33Já o MDT de melhor resolução possui uma limitação que está expressa no trabalho em tela, pois deriva de curvas de nível geradas por interpolação e não de restituição fotogramétrica. A disponibilidade de produtos cartográficos de maior escala não é comum, a exemplo de dados do Portal de Mapas do IBGE (IBGE, 2019) que conta com 476 cartas topográficas em escala 1:25.000 do território brasileiro. Particularmente, no estado do Paraná (onde se insere a área de estudo deste trabalho), há disponibilidade 86 de cartas topográficas em escala 1:25.000 referente ao Projeto Pró-Atlântica, cuja área de cobertura se restringe a região da Serra do Mar e litoral (ITCG, 2019); não existindo nestes dois bancos de dados disponibilidade de mapeamentos em escala de maior detalhe.

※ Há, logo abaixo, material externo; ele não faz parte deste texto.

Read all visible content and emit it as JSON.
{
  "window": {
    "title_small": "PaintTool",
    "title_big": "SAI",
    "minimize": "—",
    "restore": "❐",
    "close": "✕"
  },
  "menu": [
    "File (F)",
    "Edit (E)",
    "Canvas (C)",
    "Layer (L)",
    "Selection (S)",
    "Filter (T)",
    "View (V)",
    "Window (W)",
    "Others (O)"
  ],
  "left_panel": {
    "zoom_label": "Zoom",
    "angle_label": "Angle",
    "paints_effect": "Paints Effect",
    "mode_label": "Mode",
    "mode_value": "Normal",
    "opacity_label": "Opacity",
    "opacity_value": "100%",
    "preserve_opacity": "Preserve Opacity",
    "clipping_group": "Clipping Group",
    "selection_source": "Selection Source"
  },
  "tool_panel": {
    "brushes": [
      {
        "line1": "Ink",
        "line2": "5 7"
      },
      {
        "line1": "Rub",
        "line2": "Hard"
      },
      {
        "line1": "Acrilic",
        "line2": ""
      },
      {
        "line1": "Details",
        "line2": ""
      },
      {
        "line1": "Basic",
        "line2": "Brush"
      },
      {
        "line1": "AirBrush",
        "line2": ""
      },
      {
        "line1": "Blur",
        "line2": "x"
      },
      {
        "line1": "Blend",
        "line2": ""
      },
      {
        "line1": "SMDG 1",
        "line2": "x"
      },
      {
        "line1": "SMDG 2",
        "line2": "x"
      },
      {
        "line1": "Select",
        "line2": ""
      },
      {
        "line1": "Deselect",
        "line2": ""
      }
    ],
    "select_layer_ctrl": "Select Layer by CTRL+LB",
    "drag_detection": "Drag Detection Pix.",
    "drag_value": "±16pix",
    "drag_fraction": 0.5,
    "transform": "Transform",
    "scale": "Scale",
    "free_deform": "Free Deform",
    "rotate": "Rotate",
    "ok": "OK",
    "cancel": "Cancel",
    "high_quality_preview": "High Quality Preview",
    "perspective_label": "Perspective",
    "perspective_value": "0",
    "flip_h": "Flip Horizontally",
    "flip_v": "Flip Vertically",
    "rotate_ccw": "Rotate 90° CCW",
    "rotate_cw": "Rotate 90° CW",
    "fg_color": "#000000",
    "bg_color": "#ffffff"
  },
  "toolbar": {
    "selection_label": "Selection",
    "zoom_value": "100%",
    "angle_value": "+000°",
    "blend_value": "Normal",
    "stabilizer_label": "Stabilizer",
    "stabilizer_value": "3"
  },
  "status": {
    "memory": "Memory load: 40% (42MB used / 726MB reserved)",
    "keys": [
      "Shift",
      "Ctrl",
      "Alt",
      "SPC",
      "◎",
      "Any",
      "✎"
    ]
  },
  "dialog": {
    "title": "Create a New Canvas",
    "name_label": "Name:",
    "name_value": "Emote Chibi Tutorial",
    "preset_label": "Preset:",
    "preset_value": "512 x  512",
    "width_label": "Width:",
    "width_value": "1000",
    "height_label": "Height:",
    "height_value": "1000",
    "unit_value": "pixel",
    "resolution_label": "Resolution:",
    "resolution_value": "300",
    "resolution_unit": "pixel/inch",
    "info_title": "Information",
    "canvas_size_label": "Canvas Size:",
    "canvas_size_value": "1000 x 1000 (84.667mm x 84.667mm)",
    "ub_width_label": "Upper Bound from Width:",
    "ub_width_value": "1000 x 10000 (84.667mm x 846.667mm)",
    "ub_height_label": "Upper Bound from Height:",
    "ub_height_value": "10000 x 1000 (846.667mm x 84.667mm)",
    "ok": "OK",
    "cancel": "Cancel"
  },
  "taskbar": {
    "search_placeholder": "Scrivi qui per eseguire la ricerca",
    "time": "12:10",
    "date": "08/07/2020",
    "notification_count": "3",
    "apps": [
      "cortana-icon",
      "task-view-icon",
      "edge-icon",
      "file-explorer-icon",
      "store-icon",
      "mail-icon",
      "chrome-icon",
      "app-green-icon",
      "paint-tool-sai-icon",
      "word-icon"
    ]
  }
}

34Diante dos resultados apontados, o MDT de menor resolução (10 metros) foi capaz de indicar áreas potencialmente instáveis de maneira satisfatória, não havendo melhora significativa quando do aumento da resolução. Tal afirmação encontra apoio em trabalhos anteriores, como o já mencionado Zhang e Montgomery (1994) que avaliaram a eficácia de modelos com resoluções variando de 90 a 2 metros, não encontrando melhora com dados de 4 e 2 metros. YUAN et al. (2008) ao avaliarem suscetibilidade a escorregamentos usando 11 diferentes dados com resolução (entre 5 e 190 metros), concluíram não haver uma melhor acurácia nos mapas com resolução mais refinada. Em trabalhos mais recentes, Oliveira et al. (2018), avaliaram a influência de modelos digitais de elevação de 1 e 5 metros no mapeamento de áreas suscetíveis a escorregamentos, usando regressão logística. Estes autores também concluíram que não houve influência significativa nos resultados considerando as diferentes resoluções.
35Os resultados mostraram que não houve significativa melhora na indicação de áreas potencialmente instáveis na bacia considerando os diferentes MDTs. Deste modo, aponta-se que a melhora na resolução aumentou o número de células definidas como Incondicionalmente Instáveis, mas não significou uma melhora direta na resposta do modelo de análise de instabilidade. Além disso, todos os testes indicaram a ocorrência da classe de estabilidade no interior das cicatrizes, sendo que o menor percentual foi no MDT de 10m.
36Considerando a falta de mapeamento sistemático em escala de detalhe no Brasil, pode-se julgar adequado a aplicação do modelo fazendo uso de MDTs com resolução espacial de 10 metros. Entretanto, investigações futuras poderão aprofundar as análises sobre as implicações da dimensão da área da bacia e a resolução mínima e máxima mais adequadas para simulações de instabilidade de vertentes usando modelos (particularmente nos que se refere a obtenção da declividade e da área de contribuição) que possuem um forte apoio na representação topográfica.
37O emprego de modelos matemáticos em base física para a análise de instabilidade de vertentes tem como dado básico a representação digital do relevo. Portanto, deve-se atentar para a relação entre a resolução do grid e a definição de qual, ou quais classes de instabilidade devem ser consideradas na validação dos mapeamentos, particularmente em modelos em que as classes indicam um aumento de potencial de instabilidade e não um único limite entre instável ou estável.